To clarify the role of phospholipids in G protein-effector interactions of vertebrate phototransduction, transducin activation of cGMP phosphodiesterase (PDE) has been reconstituted on the surface of well-defined phosphatidylcholine (PC) vesicles, using purified proteins from bovine rod outer segments (ROS). PC vesicles enhanced PDE stimulation by the GTP-gamma S-bound transducin alpha subunit (T alpha-GTP gamma S) as much as 17-fold over activation in the absence of membranes. In the presence of 3.5 microM accessible PC in the form of large (100 nm) unilamellar vesicles, 500 nM T alpha-GTP gamma S stimulated PDE activity to more than 70% of the maximum activity induced by trypsin.
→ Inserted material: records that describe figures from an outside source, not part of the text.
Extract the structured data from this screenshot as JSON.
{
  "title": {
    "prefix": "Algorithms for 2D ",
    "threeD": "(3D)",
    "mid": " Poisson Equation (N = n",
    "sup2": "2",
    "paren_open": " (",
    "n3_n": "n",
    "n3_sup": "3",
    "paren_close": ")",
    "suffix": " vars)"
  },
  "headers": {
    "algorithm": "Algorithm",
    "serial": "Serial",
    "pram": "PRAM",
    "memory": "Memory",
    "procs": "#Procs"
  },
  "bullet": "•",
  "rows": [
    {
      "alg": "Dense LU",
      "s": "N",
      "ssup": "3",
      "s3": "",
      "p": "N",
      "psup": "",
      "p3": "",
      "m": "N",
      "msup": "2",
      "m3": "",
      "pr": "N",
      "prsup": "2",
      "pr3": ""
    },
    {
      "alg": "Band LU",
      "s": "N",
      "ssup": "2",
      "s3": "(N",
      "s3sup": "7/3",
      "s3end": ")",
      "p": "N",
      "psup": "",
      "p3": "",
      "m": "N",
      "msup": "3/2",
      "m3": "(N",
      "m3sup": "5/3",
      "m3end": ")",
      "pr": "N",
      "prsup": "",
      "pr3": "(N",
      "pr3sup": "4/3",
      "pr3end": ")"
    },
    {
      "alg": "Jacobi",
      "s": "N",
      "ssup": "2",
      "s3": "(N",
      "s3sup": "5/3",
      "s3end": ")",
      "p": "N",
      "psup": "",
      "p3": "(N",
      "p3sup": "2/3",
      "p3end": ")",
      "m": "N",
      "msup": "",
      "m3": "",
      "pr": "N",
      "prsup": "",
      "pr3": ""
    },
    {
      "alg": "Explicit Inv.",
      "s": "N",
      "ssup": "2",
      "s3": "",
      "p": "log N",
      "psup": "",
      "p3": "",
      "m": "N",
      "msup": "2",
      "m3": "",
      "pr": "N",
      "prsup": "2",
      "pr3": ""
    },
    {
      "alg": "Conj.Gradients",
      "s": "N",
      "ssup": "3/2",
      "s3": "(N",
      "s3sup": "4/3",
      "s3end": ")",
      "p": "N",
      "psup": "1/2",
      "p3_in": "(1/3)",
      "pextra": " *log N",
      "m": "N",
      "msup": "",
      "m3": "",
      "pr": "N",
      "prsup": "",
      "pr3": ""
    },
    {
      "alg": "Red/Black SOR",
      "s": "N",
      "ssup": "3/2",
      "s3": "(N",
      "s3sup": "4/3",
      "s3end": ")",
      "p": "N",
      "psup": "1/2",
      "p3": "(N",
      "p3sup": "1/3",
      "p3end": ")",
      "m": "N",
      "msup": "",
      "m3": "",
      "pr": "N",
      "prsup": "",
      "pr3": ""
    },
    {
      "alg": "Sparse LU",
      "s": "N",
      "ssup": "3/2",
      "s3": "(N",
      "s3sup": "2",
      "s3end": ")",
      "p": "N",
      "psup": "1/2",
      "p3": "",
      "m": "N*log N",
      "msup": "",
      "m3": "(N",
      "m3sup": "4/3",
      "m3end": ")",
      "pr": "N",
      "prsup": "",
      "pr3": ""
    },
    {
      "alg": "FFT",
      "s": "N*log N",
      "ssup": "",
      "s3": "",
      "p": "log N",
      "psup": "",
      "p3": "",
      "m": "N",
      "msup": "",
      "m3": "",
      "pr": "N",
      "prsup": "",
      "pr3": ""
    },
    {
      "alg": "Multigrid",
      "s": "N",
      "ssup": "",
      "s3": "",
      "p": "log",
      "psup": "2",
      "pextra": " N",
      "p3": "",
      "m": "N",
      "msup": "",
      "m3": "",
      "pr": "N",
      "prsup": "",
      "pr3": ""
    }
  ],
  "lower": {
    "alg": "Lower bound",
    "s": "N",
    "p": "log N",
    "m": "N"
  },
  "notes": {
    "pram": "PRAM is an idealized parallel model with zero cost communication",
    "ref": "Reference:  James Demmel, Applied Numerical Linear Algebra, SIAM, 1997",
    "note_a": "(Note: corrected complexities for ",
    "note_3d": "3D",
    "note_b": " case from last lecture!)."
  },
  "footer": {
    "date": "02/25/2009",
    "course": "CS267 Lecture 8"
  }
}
Activation required PC, PDE, and T alpha-GTP gamma S, but did not require prior incubation of any of the components, and occurred within 4 s of mixing. The PC vesicles were somewhat more efficient than urea-washed ROS membranes in enhancing PDE activation. Half-maximal activation occurred at accessible phospholipid concentrations of 3.8 microM for PC vesicles, and 13 microM for ROS membranes. Titrations of PDE with T alpha-GTP gamma S in the presence of membranes indicated a high-affinity (Kact less than 250 pM) activation of PDE by a small fraction (0.5-5%) of active T alpha-GTP gamma S, as did titrations of ROS with GTP gamma S. When activation by PC vesicles was compared to PDE binding to membranes, the results were consistent with activation enhancement resulting from formation of a T alpha-GTP gamma S-dependent PDE-membrane complex with half-maximal binding at phospholipid concentrations in the micromolar range. The value of the apparent dissociation constant, KPL, associated with the activation enhancement was estimated to be in the range of 2.5 nM (assuming an upper limit value of 1600 phospholipids/site) to 80 nM (for a lower limit value of 50 phospholipids/site). Another component of membrane binding was more than 100-fold weaker and was not correlated with activation by T alpha-GTP gamma S. Low ionic strength disrupted the ability of ROS membranes, but not PC vesicles, to bind and activate PDE. Removal of PDE's membrane-binding domain by limited trypsin digestion eliminated both the binding of PDE to vesicles and the ability of PDE to be activated by T alpha-GTP gamma S and membranes. These results suggest that ROS membrane stimulation of PDE activation by T alpha-GTP gamma S is due almost exclusively to the phospholipids in the disk membrane.